Question: What is your favorite part about working at Baseline?


  • Having positive and intelligent teammates.
  • I enjoy the people I work with and some of the extra activities.
  • The staff, the flexible work schedule, and the ownership of my job and work.
  • Freedom in how to tackle problems. Variety of different systems to work on.
  • Laid back (social aspect) yet professional (quality of work).

Question: What new engineering skills have you developed since working at Baseline?


  • Lots of experience and practice with new industry software that I didn’t know about before.
  • Hydraulic flow analysis.
  • Better CAD skills, plan drafting, site design, utility layout and design.
  • A lot more project manager skills.
  • Learning how to work remotely and making “redlines” on pdfs and not with a red pencil.
  • Specific land development skills I didn’t have before. drainage, water and sanitary design, grading, etc.

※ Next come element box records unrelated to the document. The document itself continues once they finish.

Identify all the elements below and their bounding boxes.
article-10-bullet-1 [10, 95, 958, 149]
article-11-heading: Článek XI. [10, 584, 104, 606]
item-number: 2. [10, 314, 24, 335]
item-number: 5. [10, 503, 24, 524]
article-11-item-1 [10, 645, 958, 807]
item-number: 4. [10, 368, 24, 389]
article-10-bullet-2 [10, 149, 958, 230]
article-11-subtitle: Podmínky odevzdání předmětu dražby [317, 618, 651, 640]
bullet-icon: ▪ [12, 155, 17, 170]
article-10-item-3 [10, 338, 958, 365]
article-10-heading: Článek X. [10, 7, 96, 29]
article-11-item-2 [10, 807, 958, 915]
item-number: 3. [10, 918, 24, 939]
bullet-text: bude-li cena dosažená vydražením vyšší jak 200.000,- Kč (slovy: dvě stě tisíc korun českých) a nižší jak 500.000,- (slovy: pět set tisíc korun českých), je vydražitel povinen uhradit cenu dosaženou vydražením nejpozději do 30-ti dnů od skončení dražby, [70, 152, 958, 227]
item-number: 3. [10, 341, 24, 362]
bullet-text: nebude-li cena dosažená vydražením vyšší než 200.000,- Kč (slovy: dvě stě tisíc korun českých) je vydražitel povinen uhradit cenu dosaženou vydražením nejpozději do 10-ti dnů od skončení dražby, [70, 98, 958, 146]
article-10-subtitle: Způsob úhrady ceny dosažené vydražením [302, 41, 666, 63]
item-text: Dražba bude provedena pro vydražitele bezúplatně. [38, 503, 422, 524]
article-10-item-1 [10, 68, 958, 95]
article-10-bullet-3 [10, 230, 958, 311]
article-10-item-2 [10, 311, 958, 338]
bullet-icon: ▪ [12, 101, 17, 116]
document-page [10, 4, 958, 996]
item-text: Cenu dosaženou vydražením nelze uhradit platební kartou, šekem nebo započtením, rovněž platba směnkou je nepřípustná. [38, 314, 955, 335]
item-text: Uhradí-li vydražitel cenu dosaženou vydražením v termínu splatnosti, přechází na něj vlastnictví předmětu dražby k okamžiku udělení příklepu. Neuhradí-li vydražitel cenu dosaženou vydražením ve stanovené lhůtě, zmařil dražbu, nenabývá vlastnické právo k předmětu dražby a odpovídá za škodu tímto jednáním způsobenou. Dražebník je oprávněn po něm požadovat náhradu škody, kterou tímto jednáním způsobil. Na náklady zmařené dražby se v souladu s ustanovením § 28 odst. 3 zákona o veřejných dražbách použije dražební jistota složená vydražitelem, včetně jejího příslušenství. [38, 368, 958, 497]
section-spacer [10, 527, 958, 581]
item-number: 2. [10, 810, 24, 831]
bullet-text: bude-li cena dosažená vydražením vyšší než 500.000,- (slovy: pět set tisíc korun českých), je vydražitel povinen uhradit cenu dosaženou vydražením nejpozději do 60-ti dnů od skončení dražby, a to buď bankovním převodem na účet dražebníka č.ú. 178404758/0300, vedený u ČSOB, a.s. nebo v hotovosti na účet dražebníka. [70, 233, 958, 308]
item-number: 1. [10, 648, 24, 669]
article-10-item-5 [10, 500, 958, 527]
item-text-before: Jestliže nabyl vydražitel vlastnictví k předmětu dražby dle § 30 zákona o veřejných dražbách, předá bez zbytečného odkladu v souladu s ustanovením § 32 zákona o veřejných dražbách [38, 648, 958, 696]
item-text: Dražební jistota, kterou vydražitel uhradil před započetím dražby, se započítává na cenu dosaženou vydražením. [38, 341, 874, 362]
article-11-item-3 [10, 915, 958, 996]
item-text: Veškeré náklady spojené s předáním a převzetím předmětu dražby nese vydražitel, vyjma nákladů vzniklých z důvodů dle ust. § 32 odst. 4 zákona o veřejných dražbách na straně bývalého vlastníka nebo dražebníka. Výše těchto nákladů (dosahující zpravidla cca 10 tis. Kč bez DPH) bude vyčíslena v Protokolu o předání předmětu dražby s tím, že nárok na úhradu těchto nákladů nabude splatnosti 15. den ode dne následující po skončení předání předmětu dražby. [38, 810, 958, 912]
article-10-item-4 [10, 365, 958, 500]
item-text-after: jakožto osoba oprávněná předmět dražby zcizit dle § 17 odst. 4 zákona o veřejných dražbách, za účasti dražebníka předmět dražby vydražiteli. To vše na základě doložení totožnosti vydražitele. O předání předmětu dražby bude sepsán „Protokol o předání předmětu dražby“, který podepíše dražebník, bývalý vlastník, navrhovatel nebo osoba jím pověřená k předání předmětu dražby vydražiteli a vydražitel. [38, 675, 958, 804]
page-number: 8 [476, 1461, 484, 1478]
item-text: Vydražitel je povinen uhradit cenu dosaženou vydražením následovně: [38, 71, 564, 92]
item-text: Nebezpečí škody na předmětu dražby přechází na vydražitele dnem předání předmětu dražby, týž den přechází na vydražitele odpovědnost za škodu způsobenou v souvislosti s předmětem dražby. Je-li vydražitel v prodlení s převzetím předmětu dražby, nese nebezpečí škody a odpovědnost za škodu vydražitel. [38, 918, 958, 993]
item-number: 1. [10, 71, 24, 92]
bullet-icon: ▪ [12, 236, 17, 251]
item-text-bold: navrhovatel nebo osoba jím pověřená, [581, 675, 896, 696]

Question: Describe the most challenging part of being an engineer.


  • Professional engineers must hold paramount the health, safety and welfare of the general public. This can be challenging when working with clients and co-consultants.
  • The constant change in work and constantly figuring out problems.
  • You can always refine a design to be more efficient, cost effective, better at solving the problem, faster, easier to construct, etc. Knowing when to stop at an effective design that will accomplish what you need it to is not always a clear line. Sometimes these goals are aligned, and sometimes they are adversarial and a balance needs to be struck. There’s very rarely a “right” answer, but a number of acceptable ones.
  • Helping all stakeholders understand the nature of the engineering challenges.
  • Explaining design challenges in laymen’s terms.

Question: What is your greatest accomplishment here at Baseline?


  • Taking on some management roles that I wasn’t used to.
  • Helping to open doors for work in new cities or towns we haven’t worked for.
  • I think that all that I have learned here at Baseline has been my greatest accomplishment.
  • Seeing designs that I worked on become a reality.

Thank you Baseline engineer teams for making a difference and contributing to your communities and to our company!